Kades Getas Dwi Yanto mengapresiasi inisiatif pemuda Dusen Krecek untuk menggelar Nyadran Perdamaian. Menurutnya, Nyadran adalah tradisi. Live in adalah upaya melestarikan tradisi, ikhtiar memberikan pemahaman tentang rangkaian kegiatan dan sejarah Nyadran.

Foto: BuddhaZine

“Inilah salah satu dusun di desa kami yang selalu menggaungkan toleransi. Ini simbol bahwa desa kami adalah desa yang toleran,” ujar Dwi Yanto sembari menjelaskan bahwa Dusun Krecek dan Dusun Gletuk berlokasi pada kawasan ketinggian sekitar 900 m di atas permukaan laut (DPL).

“Banyak penelitian dan studi banding yang sudah dilakukan di dusun ini, untuk kegiatan toleransi.

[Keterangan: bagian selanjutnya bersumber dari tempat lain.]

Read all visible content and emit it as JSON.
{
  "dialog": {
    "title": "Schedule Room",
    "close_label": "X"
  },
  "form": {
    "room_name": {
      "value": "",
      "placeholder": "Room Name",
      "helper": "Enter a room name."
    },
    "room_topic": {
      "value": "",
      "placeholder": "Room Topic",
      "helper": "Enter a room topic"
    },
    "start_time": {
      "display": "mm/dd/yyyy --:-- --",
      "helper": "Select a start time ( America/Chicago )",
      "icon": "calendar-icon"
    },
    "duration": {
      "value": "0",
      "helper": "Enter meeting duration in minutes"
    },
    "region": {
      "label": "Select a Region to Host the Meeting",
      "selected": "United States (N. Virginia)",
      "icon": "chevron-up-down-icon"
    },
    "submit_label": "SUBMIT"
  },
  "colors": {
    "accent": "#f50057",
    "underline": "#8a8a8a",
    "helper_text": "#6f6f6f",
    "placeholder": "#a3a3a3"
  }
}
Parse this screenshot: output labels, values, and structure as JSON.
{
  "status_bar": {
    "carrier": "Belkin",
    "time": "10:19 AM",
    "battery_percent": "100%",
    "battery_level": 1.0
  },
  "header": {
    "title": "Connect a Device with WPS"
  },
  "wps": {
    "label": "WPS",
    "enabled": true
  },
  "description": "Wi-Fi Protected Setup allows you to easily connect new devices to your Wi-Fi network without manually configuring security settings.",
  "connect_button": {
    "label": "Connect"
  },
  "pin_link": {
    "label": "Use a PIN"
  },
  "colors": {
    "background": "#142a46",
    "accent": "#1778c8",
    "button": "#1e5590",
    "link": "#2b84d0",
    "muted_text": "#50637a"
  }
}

Ini warisan nenek moyang kita. Saya berterima kasih atas kehadiran peserta live in,” sambungnya.

Mewakili Kementerian Agama, Penyelenggara Buddha Kankemenag Kab Temanggung Suwardi berharap Nyadran Perdamaian ini lestari dan terus membangun suasana warga yang lebih akrab, toleran, sekaligus merawat budaya dan kearifan lokal. “Dengan kearifan lokal yang ada, masyarakat yang berbeda-beda tetap rukun dan toleran,” tuturnya.

Diskusi Nyadran
Malam pembukaan Nyadran Perdamaian juga dimeriahkan dengan diskusi publik. Hadir sebagai narasumber, Ketua STAB Syailendra, Kopeng, Suranto, Suhu Xue Hua, serta Kepala Dusun Krecek selaku sesepuh, Sukoyo. 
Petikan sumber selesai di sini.